いざ目の前に人が来るとどうすればいいか分からなくなった。だってこれ夢、なんだよね。それが分かってて知らない人に泣きつくのもなんというか、夢って自覚しているせいで凄くやり辛い。

「えっと……ここの学校の人ですか?」
「違う。音駒」
「音駒……あ、都立音駒?」
「知ってるの」
「近くにある雪蔓第一に通ってて」
「へぇ……」

見た目通り、というか予想以上に口数の少ない子だった。こちらを観察するように時折向けられる目線が少し、居心地が悪い。初対面の人が特に苦手かと言われるとそうでもないのだけれど、明晰夢である以上、今の状態について話すのもごっこ遊びをしているような感じがして妙だし、だからと言って世間話するのとも違うと思うし、だいぶ話題に困るのだ。

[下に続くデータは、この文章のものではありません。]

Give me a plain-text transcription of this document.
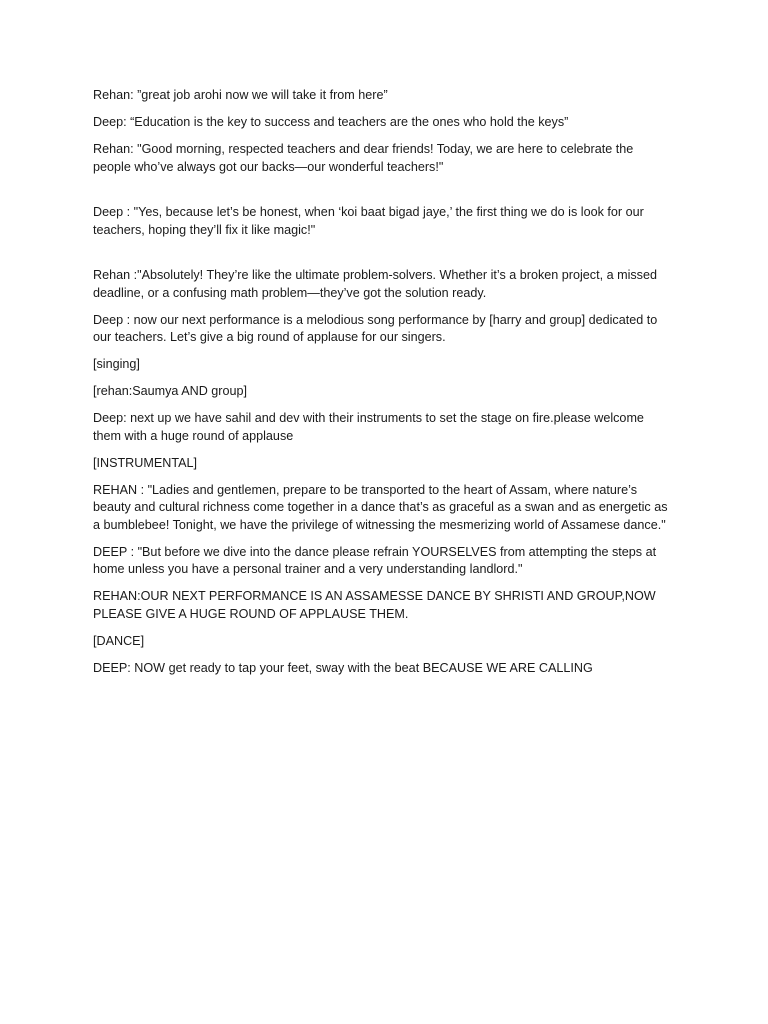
Rehan: ”great job arohi now we will take it from here”

Deep: “Education is the key to success and teachers are the ones who hold the keys”

Rehan: "Good morning, respected teachers and dear friends! Today, we are here to celebrate the people who’ve always got our backs—our wonderful teachers!"

Deep : "Yes, because let’s be honest, when ‘koi baat bigad jaye,’ the first thing we do is look for our teachers, hoping they’ll fix it like magic!"

Rehan :"Absolutely! They’re like the ultimate problem-solvers. Whether it’s a broken project, a missed deadline, or a confusing math problem—they’ve got the solution ready.

Deep : now our next performance is a melodious song performance by [harry and group] dedicated to our teachers. Let’s give a big round of applause for our singers.

[singing]

[rehan:Saumya AND group]

Deep: next up we have sahil and dev with their instruments to set the stage on fire.please welcome them with a huge round of applause

[INSTRUMENTAL]

REHAN : "Ladies and gentlemen, prepare to be transported to the heart of Assam, where nature’s beauty and cultural richness come together in a dance that’s as graceful as a swan and as energetic as a bumblebee! Tonight, we have the privilege of witnessing the mesmerizing world of Assamese dance."

DEEP : "But before we dive into the dance please refrain YOURSELVES from attempting the steps at home unless you have a personal trainer and a very understanding landlord."

REHAN:OUR NEXT PERFORMANCE IS AN ASSAMESSE DANCE BY SHRISTI AND GROUP,NOW PLEASE GIVE A HUGE ROUND OF APPLAUSE THEM.

[DANCE]

DEEP: NOW get ready to tap your feet, sway with the beat BECAUSE WE ARE CALLING
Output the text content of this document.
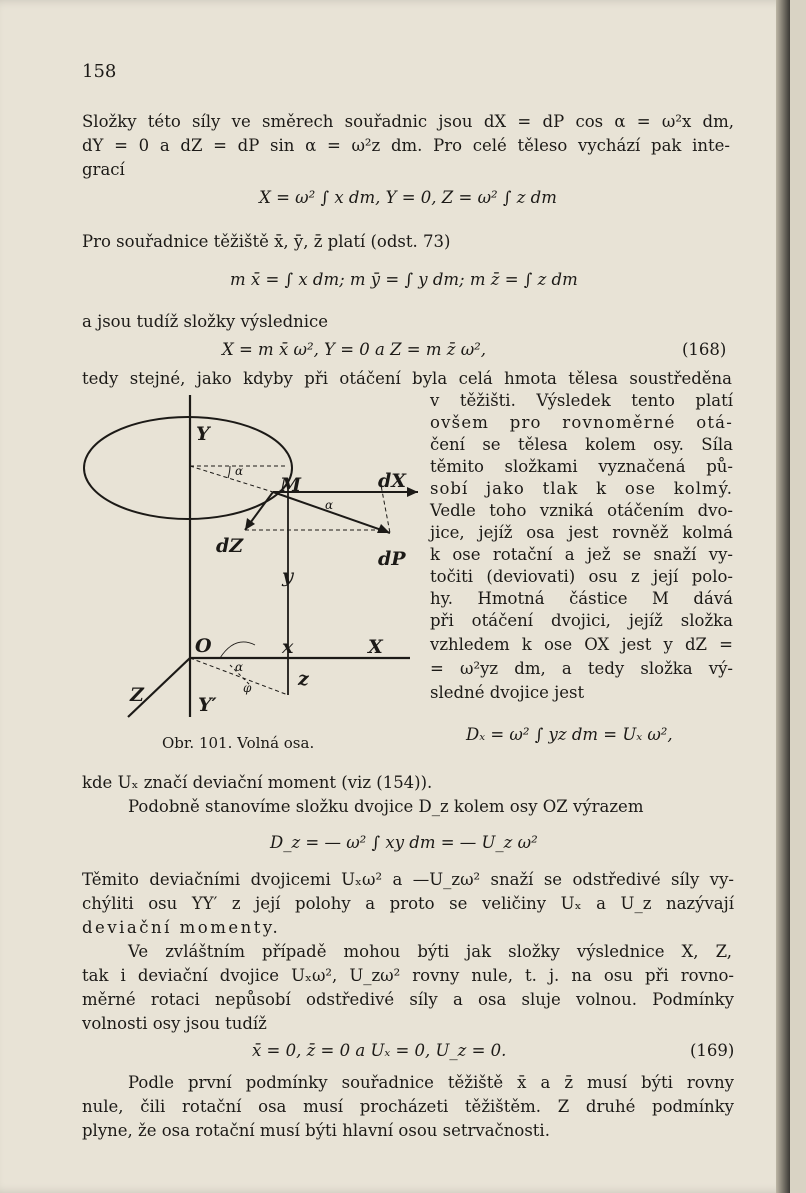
158
Složky této síly ve směrech souřadnic jsou dX = dP cos α = ω²x dm,
dY = 0 a dZ = dP sin α = ω²z dm. Pro celé těleso vychází pak inte-
grací
X = ω² ∫ x dm, Y = 0, Z = ω² ∫ z dm
Pro souřadnice těžiště x̄, ȳ, z̄ platí (odst. 73)
m x̄ = ∫ x dm; m ȳ = ∫ y dm; m z̄ = ∫ z dm
a jsou tudíž složky výslednice
X = m x̄ ω², Y = 0 a Z = m z̄ ω²,	(168)
tedy stejné, jako kdyby při otáčení byla celá hmota tělesa soustředěna
v těžišti. Výsledek tento platí
ovšem pro rovnoměrné otá-
čení se tělesa kolem osy. Síla
těmito složkami vyznačená pů-
sobí jako tlak k ose kolmý.
Vedle toho vzniká otáčením dvo-
jice, jejíž osa jest rovněž kolmá
k ose rotační a jež se snaží vy-
točiti (deviovati) osu z její polo-
hy. Hmotná částice M dává
při otáčení dvojici, jejíž složka
vzhledem k ose OX jest y dZ =
= ω²yz dm, a tedy složka vý-
sledné dvojice jest
Dₓ = ω² ∫ yz dm = Uₓ ω²,
Y
M	dX
dZ
dP
y
O	x	X
z
Z	Y′
α
α
α
φ
Obr. 101. Volná osa.
kde Uₓ značí deviační moment (viz (154)).
Podobně stanovíme složku dvojice D_z kolem osy OZ výrazem
D_z = — ω² ∫ xy dm = — U_z ω²
Těmito deviačními dvojicemi Uₓω² a —U_zω² snaží se odstředivé síly vy-
chýliti osu YY′ z její polohy a proto se veličiny Uₓ a U_z nazývají
deviační momenty.
Ve zvláštním případě mohou býti jak složky výslednice X, Z,
tak i deviační dvojice Uₓω², U_zω² rovny nule, t. j. na osu při rovno-
měrné rotaci nepůsobí odstředivé síly a osa sluje volnou. Podmínky
volnosti osy jsou tudíž
x̄ = 0, z̄ = 0 a Uₓ = 0, U_z = 0.	(169)
Podle první podmínky souřadnice těžiště x̄ a z̄ musí býti rovny
nule, čili rotační osa musí procházeti těžištěm. Z druhé podmínky
plyne, že osa rotační musí býti hlavní osou setrvačnosti.
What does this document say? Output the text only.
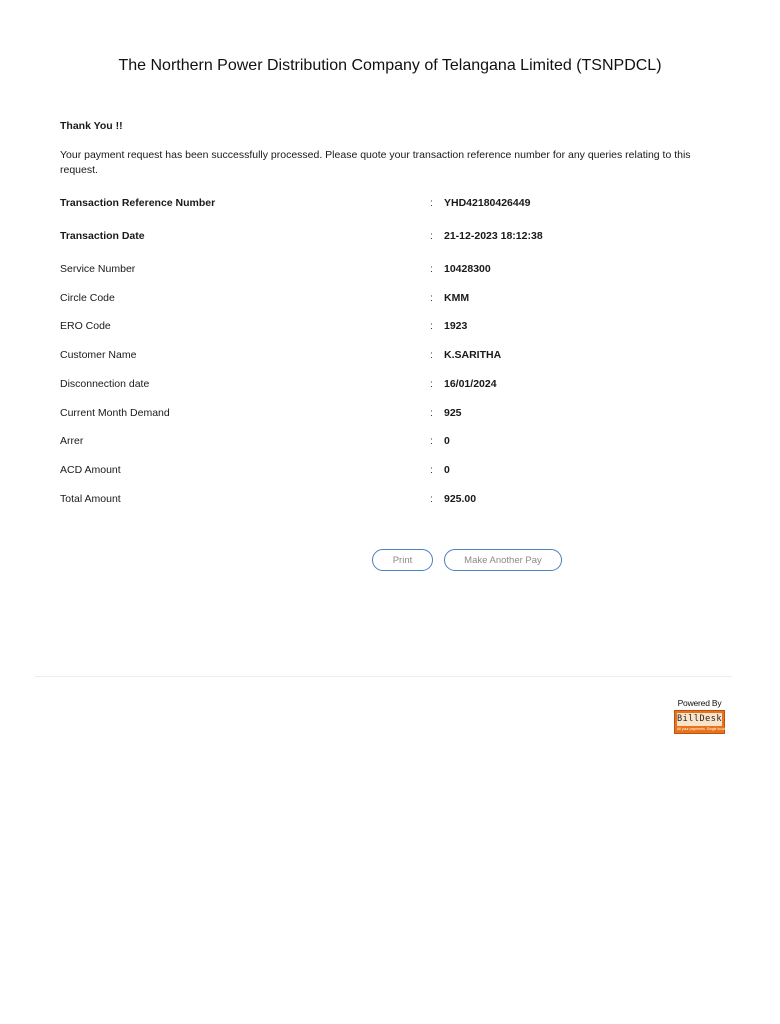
The Northern Power Distribution Company of Telangana Limited (TSNPDCL)
Thank You !!
Your payment request has been successfully processed. Please quote your transaction reference number for any queries relating to this request.
Transaction Reference Number	: YHD42180426449
Transaction Date	: 21-12-2023 18:12:38
Service Number	: 10428300
Circle Code	: KMM
ERO Code	: 1923
Customer Name	: K.SARITHA
Disconnection date	: 16/01/2024
Current Month Demand	: 925
Arrer	: 0
ACD Amount	: 0
Total Amount	: 925.00
Print	Make Another Pay
Powered By
BillDesk
All your payments. Single location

「わ、私、みょうじなまえって言います。名前教えてもらってもいい?」
「孤爪、研磨……」
「孤爪君」
「……」
「えっと、ここから出れるかな」
「さぁ」

分かんない。その呟きにちょっとだけ困った顔になった。まぁ誰か居るか、鍵が空いてれば出れるし、でも黙って帰してくれるかは微妙だし、曖昧な質問だったから。取り敢えず校門まで行こう。内側からなら鍵開けられるだろうし、何よりこれは夢なんだから。

「じゃあ、取り敢えず校門まで行ってみるよ」
「校門からは出れない。もう試した」
「……え?」

彼も此処を出ようとしていたこと、そしてさっきの曖昧な返事と矛盾して聞こえる発言に瞬きをした。

「外に出ても、また中に戻ってる。フェンスからも駄目」
「うそでしょ……」

そう言われてつい、窓の外を覗いてしまった。昨日見たあの女の子のことを思い出したのはその直後で、慌てて引っ込めようとした体が瞬間凍りついた。

「ひっ」

よたよたと後ろにもつれそうになった足でなんとか踏み止まる。不思議そうな顔をして同じく下を覗き込もうとした彼の腕を咄嗟に握った。

「い、移動しよう」
「何があったの」
「移動、し、しながら」
「……こっち」

先頭をきって歩き始めた彼の掴んでいる腕に引っ張られる形になって、慌ててそれを離した。隣に並ぶとそれで、と見下ろされる。

「昨日、屋上から飛び降りた女の子とそこの窓で目が合って……さっきつい、下見ちゃった時に、その、死体が……動いて、こっち見たように見えたの。気のせいだとは思うんだけど」
「分かった。走って」
「あっ」

置いてかれないように同じく走り出す。彼は階段から一つ下の階に降りて行って、私も段差へと足を踏み出す。踊り場から目的の階が見えた時、後ろの方から窓ガラスの割れる音がした。いつもなら咄嗟に振り向いてしまっただろうけれど、置いていかれないために、そして何より嫌な予感が私をひたすら前へ進めと押し出した。